In the lane behind her house, she spotted two ajummas (a term used in Korea to refer to a married woman who is middle-aged or older) whispering near the well. When they saw Soo Young, they became silent. One of them, Mrs. Oh, who sells dried squid at the market, looked away quickly.
Soo Young moved slowly towards them.
"You're up early," she said in a calm voice.
Mrs. Oh gave a fake smile. "We heard someone was poking around the old rice mill again. The place should've been torn down ages ago."
Soo Young nodded, understanding the hidden message. Rumors had already started spreading. And soon, it might be overheard by the wrong ears.
She stepped closer. "You were friends with my mother during the war. If you hear anything dangerous, tell her. Or me. Not anyone else."
Mrs. Oh looked surprised, but the other woman, elder and clever, nodded once.
"Your father was a good man," she said. "And good men leave enemies."
Back inside, the recorder was ready. The batteries squealed as Jun Ho adjusted the dials, then pressed the switch.
The tape began to turn.
A room was filled with the crackling of static, followed by the sound of wind, high and whistling, like it were near the sea.
Then a voice.
"This is Kim Do Hyun, if you're hearing this…"
Soo Young's air caught in her throat. The voice was older than she remembered, rougher. But it was him.
"I won't say where this is being kept. If you're listening, I trust you."
A pause.
"You already know what we were doing. And you probably guessed how dangerous it became."
Jun Ho sat still. Dae Sik had bowed his head. Tae Soo was leaning in against the wall, with arms crossed.
"I never believed I'd see peace with my own eyes. Not truly. But I believed in building the bridge, so someone else could cross it."
The tape whirred, then resumed.
"I recorded conversations. Testimonies. Names. Not to be used in revenge, but in truth. Some of the people we trusted were working for both sides. Others died protecting us."
Another pause.
"If you decide to destroy this, I'll understand. But if you don't, and if you choose to share it, know it won't be safe. You'll need help. You'll need each other."
Soo Young covered her mouth with her hands. Her father's words had a deeper meaning than a simple message.
They were a choice.
Later that night, all four were sitting in the dim light, the tape sat on the low wooden table beside them, and the voice had turned into silence.

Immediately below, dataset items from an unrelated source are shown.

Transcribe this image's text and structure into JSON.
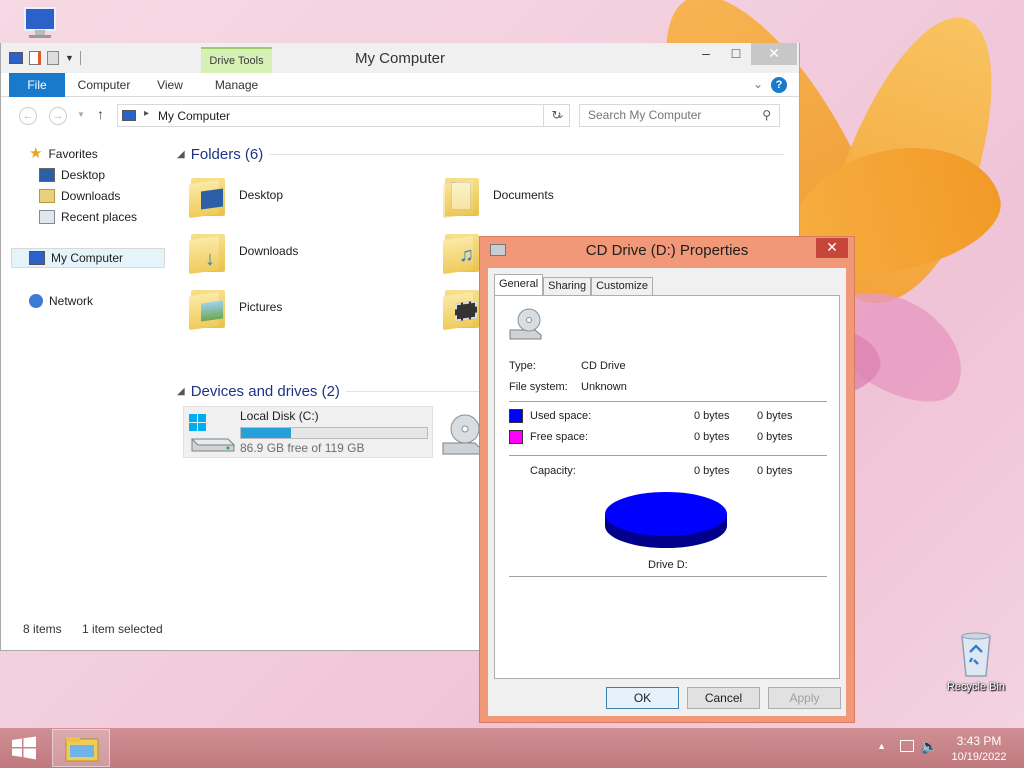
{
  "desktop": {
    "recycle_bin_label": "Recycle Bin"
  },
  "explorer": {
    "title": "My Computer",
    "context_tab": "Drive Tools",
    "ribbon_tabs": [
      "File",
      "Computer",
      "View",
      "Manage"
    ],
    "address": "My Computer",
    "search_placeholder": "Search My Computer",
    "nav": {
      "favorites": "Favorites",
      "desktop": "Desktop",
      "downloads": "Downloads",
      "recent": "Recent places",
      "my_computer": "My Computer",
      "network": "Network"
    },
    "folders_header": "Folders (6)",
    "folders": [
      "Desktop",
      "Documents",
      "Downloads",
      "Music",
      "Pictures",
      "Videos"
    ],
    "devices_header": "Devices and drives (2)",
    "local_disk": {
      "name": "Local Disk (C:)",
      "free_text": "86.9 GB free of 119 GB",
      "used_fraction": 0.27
    },
    "status_items": "8 items",
    "status_selected": "1 item selected"
  },
  "dialog": {
    "title": "CD Drive (D:) Properties",
    "tabs": [
      "General",
      "Sharing",
      "Customize"
    ],
    "type_label": "Type:",
    "type_value": "CD Drive",
    "fs_label": "File system:",
    "fs_value": "Unknown",
    "used_label": "Used space:",
    "used_bytes": "0 bytes",
    "used_bytes2": "0 bytes",
    "free_label": "Free space:",
    "free_bytes": "0 bytes",
    "free_bytes2": "0 bytes",
    "capacity_label": "Capacity:",
    "capacity_bytes": "0 bytes",
    "capacity_bytes2": "0 bytes",
    "drive_label": "Drive D:",
    "used_color": "#0000ff",
    "free_color": "#ff00ff",
    "ok": "OK",
    "cancel": "Cancel",
    "apply": "Apply"
  },
  "taskbar": {
    "time": "3:43 PM",
    "date": "10/19/2022"
  }
}
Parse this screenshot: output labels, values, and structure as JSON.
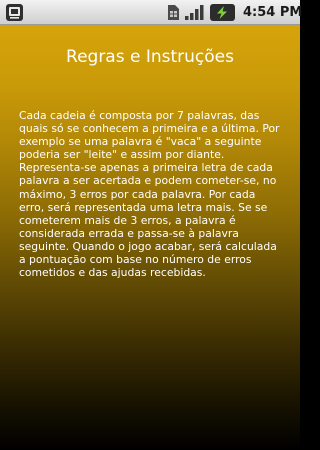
{
  "status_bar": {
    "time": "4:54 PM",
    "icons": [
      "notification-icon",
      "sim-card-icon",
      "signal-icon",
      "battery-charging-icon"
    ]
  },
  "screen": {
    "title": "Regras e Instruções",
    "body": "Cada cadeia é composta por 7 palavras, das quais só se conhecem a primeira e a última. Por exemplo se uma palavra é \"vaca\" a seguinte poderia ser \"leite\" e assim por diante. Representa-se apenas a primeira letra de cada palavra a ser acertada e podem cometer-se, no máximo, 3 erros por cada palavra. Por cada erro, será representada uma letra mais. Se se cometerem mais de 3 erros, a palavra é considerada errada e passa-se à palavra seguinte. Quando o jogo acabar, será calculada a pontuação com base no número de erros cometidos e das ajudas recebidas."
  },
  "colors": {
    "background_top": "#d6a40a",
    "background_bottom": "#000000",
    "text": "#ffffff",
    "status_bar": "#e0e0e0"
  }
}
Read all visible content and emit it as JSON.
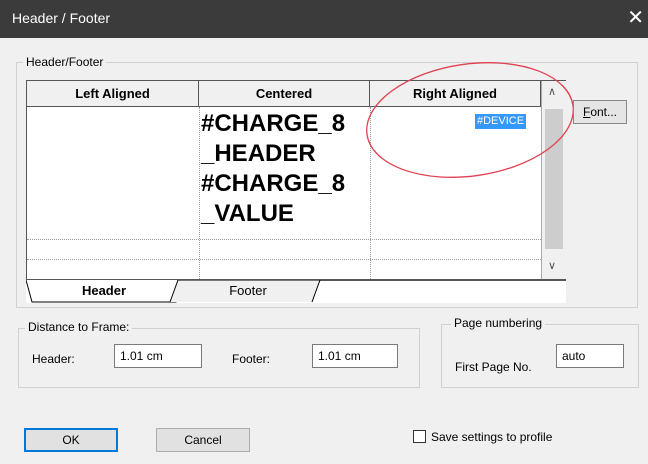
{
  "window": {
    "title": "Header / Footer",
    "close_glyph": "✕"
  },
  "header_footer_group": {
    "label": "Header/Footer"
  },
  "grid": {
    "columns": [
      "Left Aligned",
      "Centered",
      "Right Aligned"
    ],
    "centered_text": [
      "#CHARGE_8",
      "_HEADER",
      "#CHARGE_8",
      "_VALUE"
    ],
    "right_selected_text": "#DEVICE"
  },
  "font_button": {
    "label": "Font...",
    "accel": "F"
  },
  "tabs": {
    "header": "Header",
    "footer": "Footer"
  },
  "distance_group": {
    "label": "Distance to Frame:",
    "header_label": "Header:",
    "header_value": "1.01 cm",
    "footer_label": "Footer:",
    "footer_value": "1.01 cm"
  },
  "page_numbering": {
    "label": "Page numbering",
    "first_page_label": "First Page No.",
    "first_page_value": "auto"
  },
  "buttons": {
    "ok": "OK",
    "cancel": "Cancel"
  },
  "save_settings": {
    "label": "Save settings to profile",
    "checked": false
  },
  "annotation": {
    "color": "#e0404f"
  }
}
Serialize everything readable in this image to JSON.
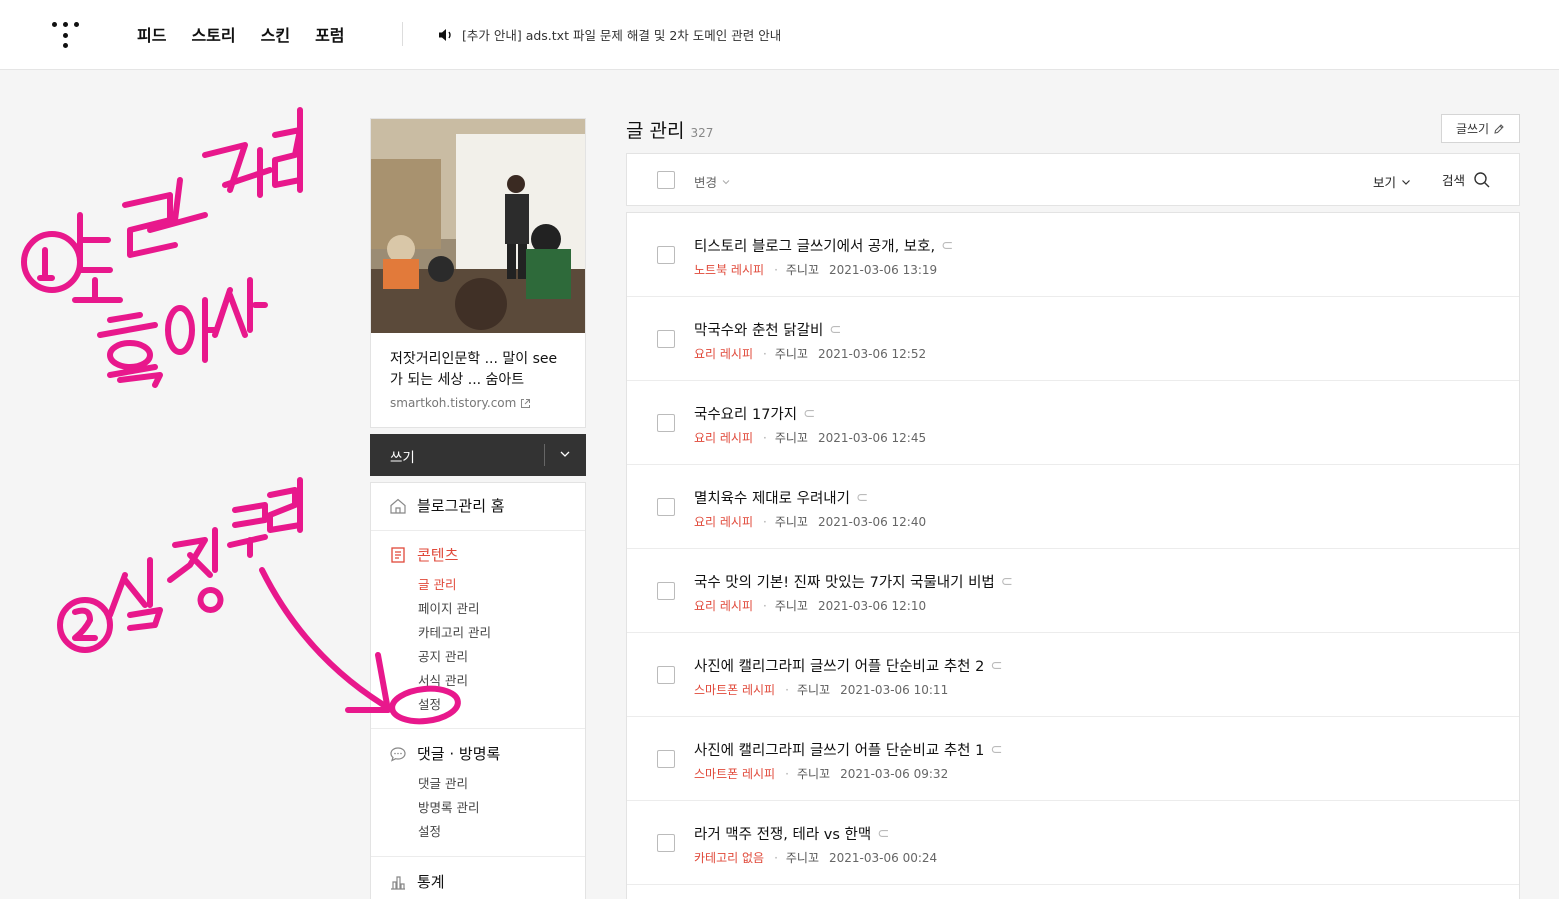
{
  "header": {
    "nav": [
      "피드",
      "스토리",
      "스킨",
      "포럼"
    ],
    "notice": "[추가 안내] ads.txt 파일 문제 해결 및 2차 도메인 관련 안내"
  },
  "blog": {
    "title": "저잣거리인문학 ... 말이 see가 되는 세상 ... 숨아트",
    "url": "smartkoh.tistory.com"
  },
  "sidebar": {
    "write_label": "쓰기",
    "home_label": "블로그관리 홈",
    "content_label": "콘텐츠",
    "content_items": [
      "글 관리",
      "페이지 관리",
      "카테고리 관리",
      "공지 관리",
      "서식 관리",
      "설정"
    ],
    "comments_label": "댓글 · 방명록",
    "comments_items": [
      "댓글 관리",
      "방명록 관리",
      "설정"
    ],
    "stats_label": "통계"
  },
  "main": {
    "title": "글 관리",
    "count": "327",
    "write_button": "글쓰기",
    "change_label": "변경",
    "view_label": "보기",
    "search_label": "검색",
    "posts": [
      {
        "title": "티스토리 블로그 글쓰기에서 공개, 보호,",
        "category": "노트북 레시피",
        "author": "주니꼬",
        "date": "2021-03-06 13:19"
      },
      {
        "title": "막국수와 춘천 닭갈비",
        "category": "요리 레시피",
        "author": "주니꼬",
        "date": "2021-03-06 12:52"
      },
      {
        "title": "국수요리 17가지",
        "category": "요리 레시피",
        "author": "주니꼬",
        "date": "2021-03-06 12:45"
      },
      {
        "title": "멸치육수 제대로 우려내기",
        "category": "요리 레시피",
        "author": "주니꼬",
        "date": "2021-03-06 12:40"
      },
      {
        "title": "국수 맛의 기본! 진짜 맛있는 7가지 국물내기 비법",
        "category": "요리 레시피",
        "author": "주니꼬",
        "date": "2021-03-06 12:10"
      },
      {
        "title": "사진에 캘리그라피 글쓰기 어플 단순비교 추천 2",
        "category": "스마트폰 레시피",
        "author": "주니꼬",
        "date": "2021-03-06 10:11"
      },
      {
        "title": "사진에 캘리그라피 글쓰기 어플 단순비교 추천 1",
        "category": "스마트폰 레시피",
        "author": "주니꼬",
        "date": "2021-03-06 09:32"
      },
      {
        "title": "라거 맥주 전쟁, 테라 vs 한맥",
        "category": "카테고리 없음",
        "author": "주니꼬",
        "date": "2021-03-06 00:24"
      }
    ]
  },
  "colors": {
    "accent": "#e0493a",
    "annotation": "#e8188c",
    "dark_bar": "#333333"
  }
}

"What do we do now?" Tae Soo asked.
Dae Sik looked at Soo Young. "You're the one he trusted."
She looked down at her hands. "I thought I just wanted to know who he really was. But now… I feel like we're standing in the middle of something unfinished."
Jun Ho leaned forward. "Then we finish it."
A soft knock at the front door, and they all froze.
Jun Ho stood, started moving quietly toward the window.
"It's the same man from yesterday," he said. "He's not alone."
Dae Sik got up. "We have to move."
Soo Young takes hold of the tape.
Jun Ho grabbed the oil lamp.
Tae Soo opened the floorboard beneath the table. "Hide it here. Just in case."
Footsteps outside. Low-voiced talk.
As of now, the house turned dark, and the truth, delicate and waiting, remained in their hands.